The arithmetic is simple. If Tonse requires coherent blocs, PF must first be one bloc. If PF remains divided, Tonse becomes a megaphone for quarrels rather than a platform for strategy.

THE ZUMANI LIST AND THE POLITICS OF LEGITIMACY
Underlying the mistrust is the “expanded Council of Leaders” list promoted by Chris Zumani Zimba. Changala disclosed that Edgar Chagwa Lungu himself never approved it. In fact, he had instructed that any such framework be submitted to Acting President Lubinda for Central Committee approval. That process never happened.

For it to reappear now, Changala argued, and for Lungu’s name to be invoked to justify it, is nothing but political fraud. “It is immoral,” he said, “to use a dead man’s legacy to advance an agenda he never sanctioned.”

WHY TONSE IS STRUGGLING
Tonse was marketed to Zambians as an orderly discipline of cooperation. In practice, it has become a circus of sudden suspensions, social media pronouncements, and selective attendance at meetings. Changala argued that respect for hierarchy is non-negotiable. There may be eleven parties in the Alliance, but there must be one clear pyramid, with PF as its anchor.

Without that discipline, every meeting becomes a factional maneuver and every statement a potential trigger for collapse.

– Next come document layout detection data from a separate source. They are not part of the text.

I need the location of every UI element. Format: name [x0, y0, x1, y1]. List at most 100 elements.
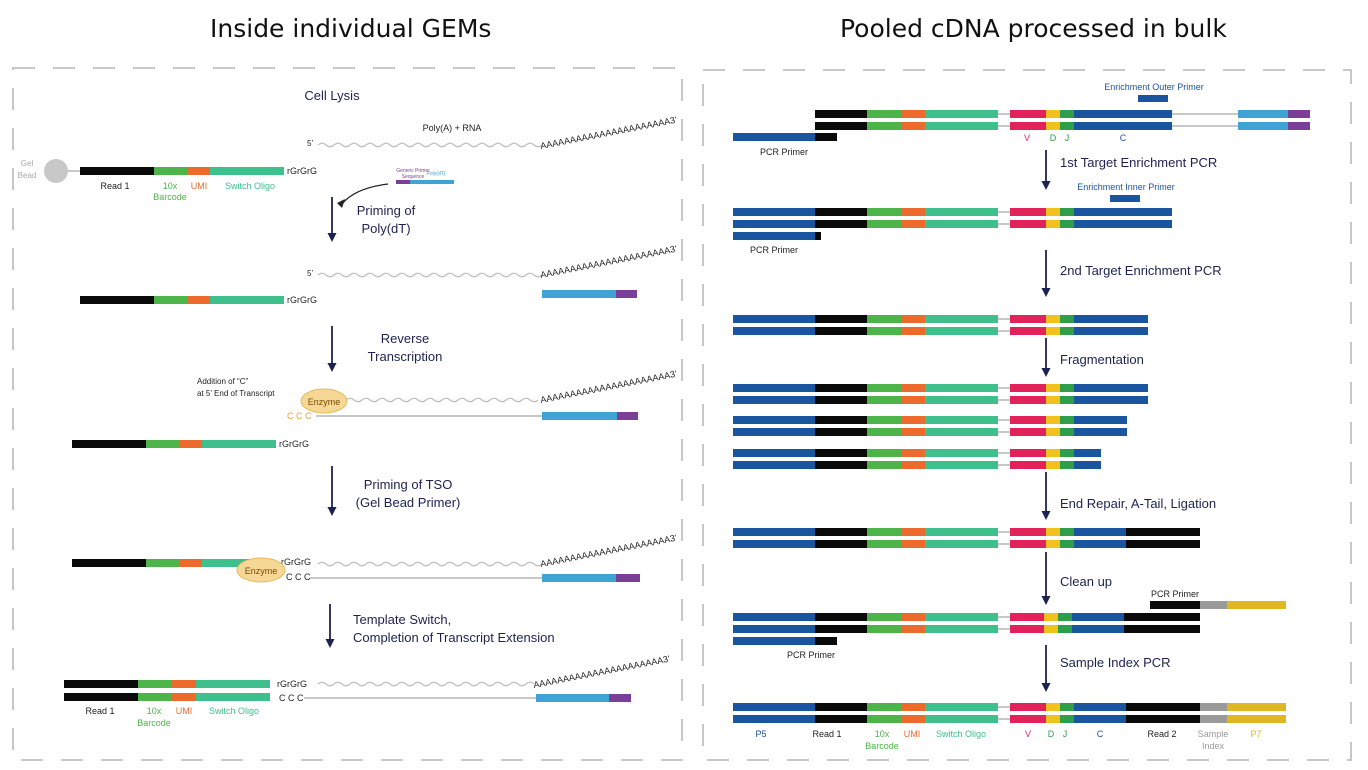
v-segment	[1010, 540, 1046, 548]
v-segment	[1010, 428, 1046, 436]
pcr-primer-bar-2	[733, 232, 821, 240]
pcr-primer-black-4	[815, 637, 837, 645]
final-oligo-top-switch-oligo	[196, 680, 270, 688]
read1-segment	[815, 461, 867, 469]
pcr-primer-black	[815, 133, 837, 141]
final-read2-label: Read 2	[1147, 729, 1176, 739]
right-step-1-label: 1st Target Enrichment PCR	[1060, 155, 1217, 170]
polya-tail-5: AAAAAAAAAAAAAAAAAAAAAA3’	[532, 654, 670, 690]
ccc-label-4: C C C	[286, 572, 311, 582]
v-segment	[1010, 416, 1046, 424]
cell-lysis-label: Cell Lysis	[304, 88, 360, 103]
d-segment	[1046, 384, 1060, 392]
v-segment	[1010, 315, 1046, 323]
umi-segment	[901, 461, 925, 469]
polydt-primer-2	[542, 290, 616, 298]
enzyme-blob-2	[236, 557, 286, 583]
rgrgrg-label-5: rGrGrG	[277, 679, 307, 689]
j-segment	[1060, 110, 1074, 118]
p5-segment	[733, 449, 815, 457]
right-step-2-label: 2nd Target Enrichment PCR	[1060, 263, 1222, 278]
pcr-primer-label-4: PCR Primer	[787, 650, 835, 660]
switch-oligo-segment	[925, 540, 998, 548]
barcode-segment	[867, 416, 901, 424]
umi-segment	[901, 540, 925, 548]
left-step-2-line1: Reverse	[381, 331, 429, 346]
read1-segment	[815, 122, 867, 130]
switch-oligo-segment	[925, 110, 998, 118]
final-oligo-top-read1	[64, 680, 138, 688]
umi-segment	[901, 625, 925, 633]
five-prime-label: 5’	[307, 139, 313, 148]
final-oligo-bottom-read1	[64, 693, 138, 701]
c-segment	[1074, 208, 1172, 216]
final-barcode-label-b: Barcode	[865, 741, 899, 751]
j-segment	[1060, 715, 1074, 723]
mrna-wave-3	[345, 397, 539, 403]
right-step-5-label: Clean up	[1060, 574, 1112, 589]
polya-tail-3: AAAAAAAAAAAAAAAAAAAAAA3’	[539, 369, 677, 405]
p5-segment	[733, 528, 815, 536]
c-segment	[1074, 315, 1148, 323]
p5-segment	[733, 625, 815, 633]
read1-segment	[815, 625, 867, 633]
read1-segment	[815, 613, 867, 621]
c-segment	[1074, 110, 1172, 118]
curved-arrow-head	[337, 199, 345, 208]
p5-segment	[733, 715, 815, 723]
final-oligo-bottom-barcode	[138, 693, 172, 701]
j-segment	[1058, 613, 1072, 621]
switch-oligo-segment	[925, 625, 998, 633]
final-oligo-bottom-umi	[172, 693, 196, 701]
bead-oligo-2-barcode	[154, 296, 188, 304]
outer-primer-bar	[1138, 95, 1168, 102]
barcode-segment	[867, 461, 901, 469]
barcode-segment	[867, 613, 901, 621]
left-step-2-line2: Transcription	[368, 349, 443, 364]
left-step-3-line1: Priming of TSO	[364, 477, 453, 492]
d-segment	[1046, 461, 1060, 469]
barcode-label-5a: 10x	[147, 706, 162, 716]
c-segment	[1074, 384, 1148, 392]
j-segment	[1060, 208, 1074, 216]
p7-label: P7	[1250, 729, 1261, 739]
v-segment	[1010, 613, 1044, 621]
barcode-label-5b: Barcode	[137, 718, 171, 728]
c-segment	[1074, 416, 1127, 424]
umi-segment	[901, 428, 925, 436]
barcode-segment	[867, 327, 901, 335]
gel-bead-label-line1: Gel	[21, 159, 34, 168]
c-segment	[1074, 449, 1101, 457]
umi-segment	[901, 613, 925, 621]
v-segment	[1010, 461, 1046, 469]
right-panel-title: Pooled cDNA processed in bulk	[840, 14, 1227, 43]
generic-primer-label-b: Sequence	[402, 174, 425, 180]
bead-oligo-2-umi	[188, 296, 210, 304]
c-label-top: C	[1120, 133, 1127, 143]
p5-segment	[733, 461, 815, 469]
left-step-3-line2: (Gel Bead Primer)	[356, 495, 461, 510]
pcr-primer-right-gold	[1227, 601, 1286, 609]
j-segment	[1060, 428, 1074, 436]
v-segment	[1010, 625, 1044, 633]
ccc-label-3: C C C	[287, 411, 312, 421]
v-segment	[1010, 396, 1046, 404]
bead-oligo-2-read1	[80, 296, 154, 304]
p5-segment	[733, 208, 815, 216]
generic-primer-bar	[396, 180, 410, 184]
barcode-segment	[867, 528, 901, 536]
pcr-primer-black-2	[815, 232, 821, 240]
c-segment	[1074, 528, 1126, 536]
d-segment	[1046, 715, 1060, 723]
umi-segment	[901, 315, 925, 323]
d-segment	[1046, 122, 1060, 130]
umi-label-1: UMI	[191, 181, 208, 191]
bead-oligo-4-umi	[180, 559, 202, 567]
pcr-primer-label-2: PCR Primer	[750, 245, 798, 255]
polydt-bar	[410, 180, 454, 184]
barcode-segment	[867, 625, 901, 633]
umi-segment	[901, 416, 925, 424]
switch-oligo-segment	[925, 122, 998, 130]
pcr-primer-right-black	[1150, 601, 1200, 609]
polya-tail-1: AAAAAAAAAAAAAAAAAAAAAA3’	[539, 115, 677, 151]
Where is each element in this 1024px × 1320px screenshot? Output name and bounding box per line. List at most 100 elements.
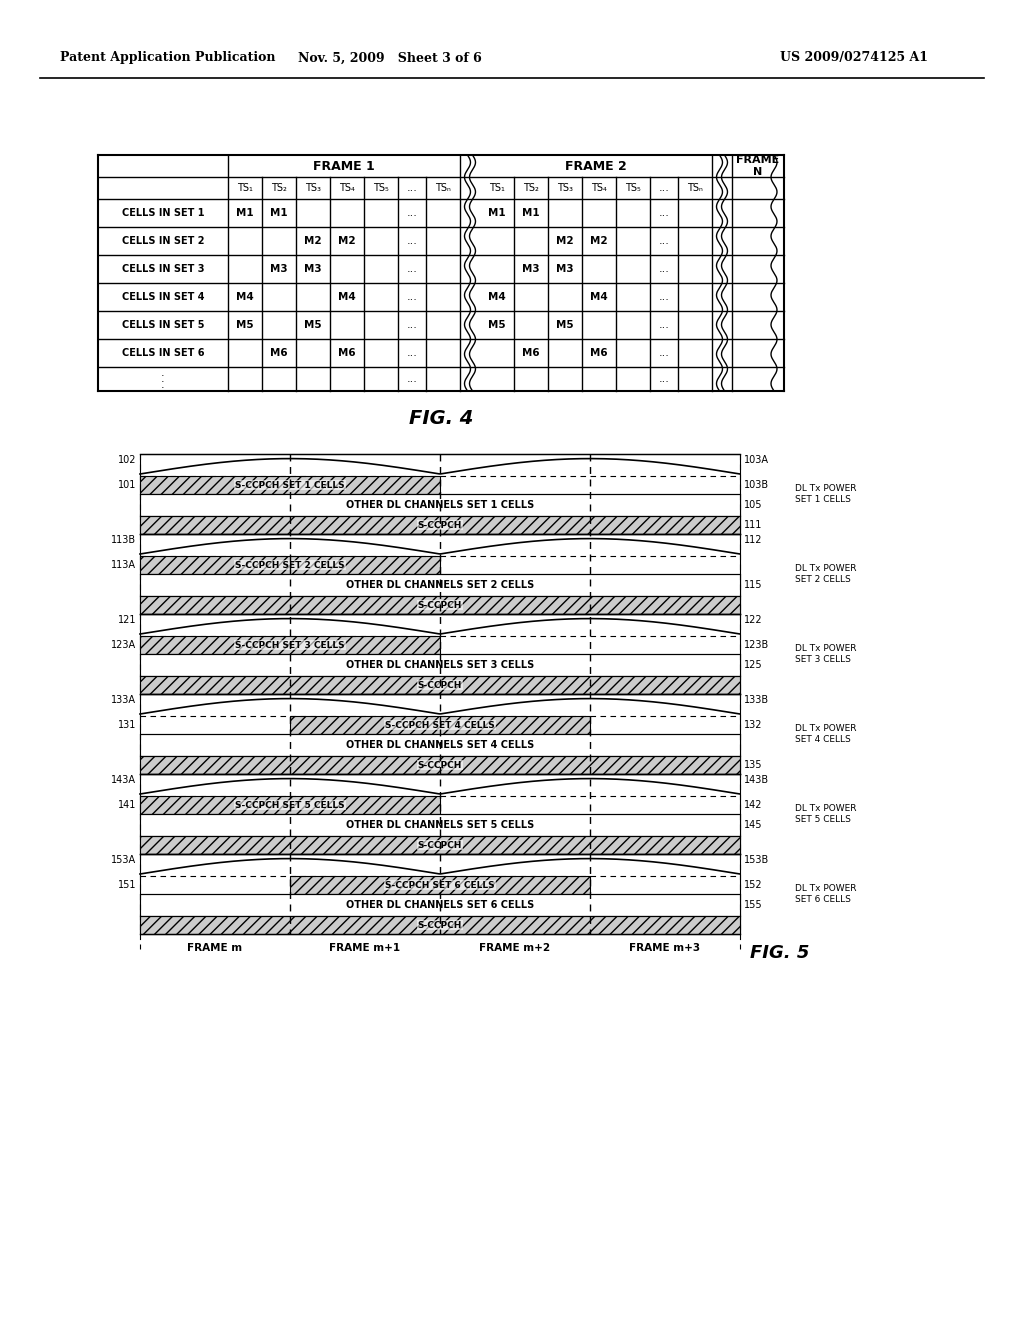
Text: CELLS IN SET 2: CELLS IN SET 2 [122, 236, 204, 246]
Text: ...: ... [658, 348, 670, 358]
Text: S-CCPCH: S-CCPCH [418, 681, 462, 689]
Bar [140, 597, 740, 614]
Text: M6: M6 [338, 348, 355, 358]
Text: M3: M3 [270, 264, 288, 275]
Text: S-CCPCH: S-CCPCH [418, 920, 462, 929]
Text: ...: ... [658, 374, 670, 384]
Text: DL Tx POWER
SET 2 CELLS: DL Tx POWER SET 2 CELLS [795, 565, 856, 583]
Text: TSₙ: TSₙ [687, 183, 702, 193]
Text: ...: ... [658, 209, 670, 218]
Bar [140, 614, 740, 694]
Text: TS₄: TS₄ [339, 183, 355, 193]
Text: 142: 142 [744, 800, 763, 810]
Text: 121: 121 [118, 615, 136, 624]
Text: FRAME 2: FRAME 2 [565, 160, 627, 173]
Text: S-CCPCH: S-CCPCH [418, 601, 462, 610]
Text: 122: 122 [744, 615, 763, 624]
Text: ...: ... [658, 236, 670, 246]
Text: 153A: 153A [111, 855, 136, 865]
Text: TSₙ: TSₙ [435, 183, 451, 193]
Text: M4: M4 [590, 292, 608, 302]
Bar [140, 694, 740, 774]
Text: M3: M3 [556, 264, 573, 275]
Text: OTHER DL CHANNELS SET 5 CELLS: OTHER DL CHANNELS SET 5 CELLS [346, 820, 535, 830]
Text: FRAME
N: FRAME N [736, 156, 779, 177]
Text: .: . [161, 380, 165, 389]
Text: M5: M5 [237, 319, 254, 330]
Text: DL Tx POWER
SET 5 CELLS: DL Tx POWER SET 5 CELLS [795, 804, 856, 824]
Bar [140, 916, 740, 935]
Text: M6: M6 [522, 348, 540, 358]
Text: 105: 105 [744, 500, 763, 510]
Text: FRAME m: FRAME m [187, 942, 243, 953]
Text: 101: 101 [118, 480, 136, 490]
Bar [140, 477, 440, 494]
Text: 123A: 123A [111, 640, 136, 649]
Text: M4: M4 [338, 292, 356, 302]
Text: S-CCPCH SET 1 CELLS: S-CCPCH SET 1 CELLS [236, 480, 345, 490]
Text: OTHER DL CHANNELS SET 3 CELLS: OTHER DL CHANNELS SET 3 CELLS [346, 660, 535, 671]
Text: 102: 102 [118, 455, 136, 465]
Text: ...: ... [407, 348, 418, 358]
Bar [140, 494, 740, 516]
Text: 132: 132 [744, 719, 763, 730]
Text: CELLS IN SET 5: CELLS IN SET 5 [122, 319, 204, 330]
Bar [140, 756, 740, 774]
Bar [140, 676, 740, 694]
Text: 112: 112 [744, 535, 763, 545]
Text: TS₁: TS₁ [489, 183, 505, 193]
Text: S-CCPCH SET 6 CELLS: S-CCPCH SET 6 CELLS [385, 880, 495, 890]
Text: OTHER DL CHANNELS SET 4 CELLS: OTHER DL CHANNELS SET 4 CELLS [346, 741, 535, 750]
Text: ...: ... [658, 264, 670, 275]
Text: TS₁: TS₁ [238, 183, 253, 193]
Text: S-CCPCH SET 3 CELLS: S-CCPCH SET 3 CELLS [236, 640, 345, 649]
Text: S-CCPCH: S-CCPCH [418, 841, 462, 850]
Text: ...: ... [658, 319, 670, 330]
Text: ...: ... [407, 236, 418, 246]
Text: 113A: 113A [111, 560, 136, 570]
Text: 133A: 133A [111, 696, 136, 705]
Bar [140, 854, 740, 935]
Text: 141: 141 [118, 800, 136, 810]
Text: 135: 135 [744, 760, 763, 770]
Text: 115: 115 [744, 579, 763, 590]
Text: 152: 152 [744, 880, 763, 890]
Text: DL Tx POWER
SET 1 CELLS: DL Tx POWER SET 1 CELLS [795, 484, 856, 504]
Text: TS₅: TS₅ [373, 183, 389, 193]
Text: M5: M5 [304, 319, 322, 330]
Bar [140, 734, 740, 756]
Text: CELLS IN SET 6: CELLS IN SET 6 [122, 348, 204, 358]
Text: M3: M3 [522, 264, 540, 275]
Text: M1: M1 [522, 209, 540, 218]
Text: ...: ... [658, 292, 670, 302]
Text: .: . [161, 368, 165, 378]
Text: CELLS IN SET 4: CELLS IN SET 4 [122, 292, 204, 302]
Text: M4: M4 [488, 292, 506, 302]
Text: 153B: 153B [744, 855, 769, 865]
Text: TS₃: TS₃ [557, 183, 573, 193]
Text: Nov. 5, 2009   Sheet 3 of 6: Nov. 5, 2009 Sheet 3 of 6 [298, 51, 482, 65]
Text: S-CCPCH: S-CCPCH [418, 760, 462, 770]
Text: ...: ... [407, 292, 418, 302]
Bar [290, 876, 590, 894]
Text: DL Tx POWER
SET 6 CELLS: DL Tx POWER SET 6 CELLS [795, 884, 856, 904]
Bar [140, 454, 740, 535]
Text: Patent Application Publication: Patent Application Publication [60, 51, 275, 65]
Text: 143A: 143A [111, 775, 136, 785]
Bar [140, 516, 740, 535]
Text: CELLS IN SET 1: CELLS IN SET 1 [122, 209, 204, 218]
Bar [140, 556, 440, 574]
Text: 133B: 133B [744, 696, 769, 705]
Bar [140, 796, 440, 814]
Text: S-CCPCH SET 5 CELLS: S-CCPCH SET 5 CELLS [236, 800, 345, 809]
Bar [140, 653, 740, 676]
Text: CELLS IN SET 3: CELLS IN SET 3 [122, 264, 204, 275]
Text: M3: M3 [304, 264, 322, 275]
Text: M1: M1 [270, 209, 288, 218]
Bar [140, 636, 440, 653]
Text: 155: 155 [744, 900, 763, 909]
Text: M2: M2 [304, 236, 322, 246]
Text: M1: M1 [488, 209, 506, 218]
Bar [140, 535, 740, 614]
Text: FIG. 4: FIG. 4 [409, 409, 473, 429]
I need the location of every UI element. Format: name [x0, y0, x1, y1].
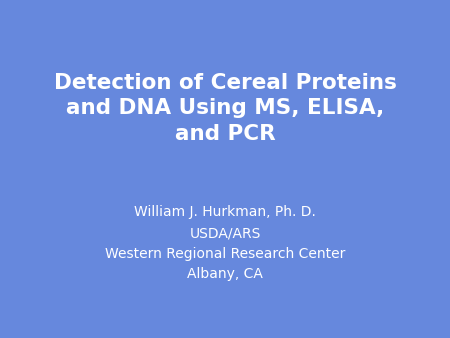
Text: Detection of Cereal Proteins
and DNA Using MS, ELISA,
and PCR: Detection of Cereal Proteins and DNA Usi…: [54, 73, 396, 144]
Text: William J. Hurkman, Ph. D.
USDA/ARS
Western Regional Research Center
Albany, CA: William J. Hurkman, Ph. D. USDA/ARS West…: [105, 206, 345, 281]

WHAT UNITY WOULD LOOK LIKE
Changala outlined a simple sequence:
1. PF must unify behind Lubinda until convention.
2. Tonse must enforce a meeting protocol: who calls, who clears, who chairs, and where. Private homes are out.
3. Discipline must address both violence and irregular convening.
4. Legacy issues like the Zumani list must go through PF’s Central Committee before being tabled in Tonse.
5. Public communication must align. MPs, the PF Secretariat, and Tonse spokespeople should issue one consistent line.

THE COST OF DRIFT
Every week of factionalism erodes opposition credibility. Citizens see an Alliance that condemns violence yet organizes meetings designed to provoke it. They see a PF that promises renewal while airing its dirty laundry on camera. With a national budget under debate and constitutional reforms looming, the opposition risks being locked in internal squabbles while the ruling party drives the agenda.

CHANGALA’S HARD ASK
His most personal appeal was to Brian Mundubile. He urged him to go to the PF Secretariat, sit with Given Lubinda, and work under the current leadership until the elective convention. That act, Changala said, would end the narrative of two PFs and allow Tonse to speak with one voice.

WHERE THIS LEAVES THE ALLIANCE
The next Tonse meeting will be a litmus test. If it is properly convened, chaired by Lubinda, and attended by all stakeholders, the Alliance can begin to reset. If another residence meeting surfaces, or if PF leaders hold competing press briefings, the spiral deepens.

As Changala concluded, the public is not demanding miracles. They are demanding proof that the opposition can follow its own rules. If PF cannot unite its house, and Tonse cannot enforce discipline, then the promise of an alternative government will collapse before it reaches the ballot.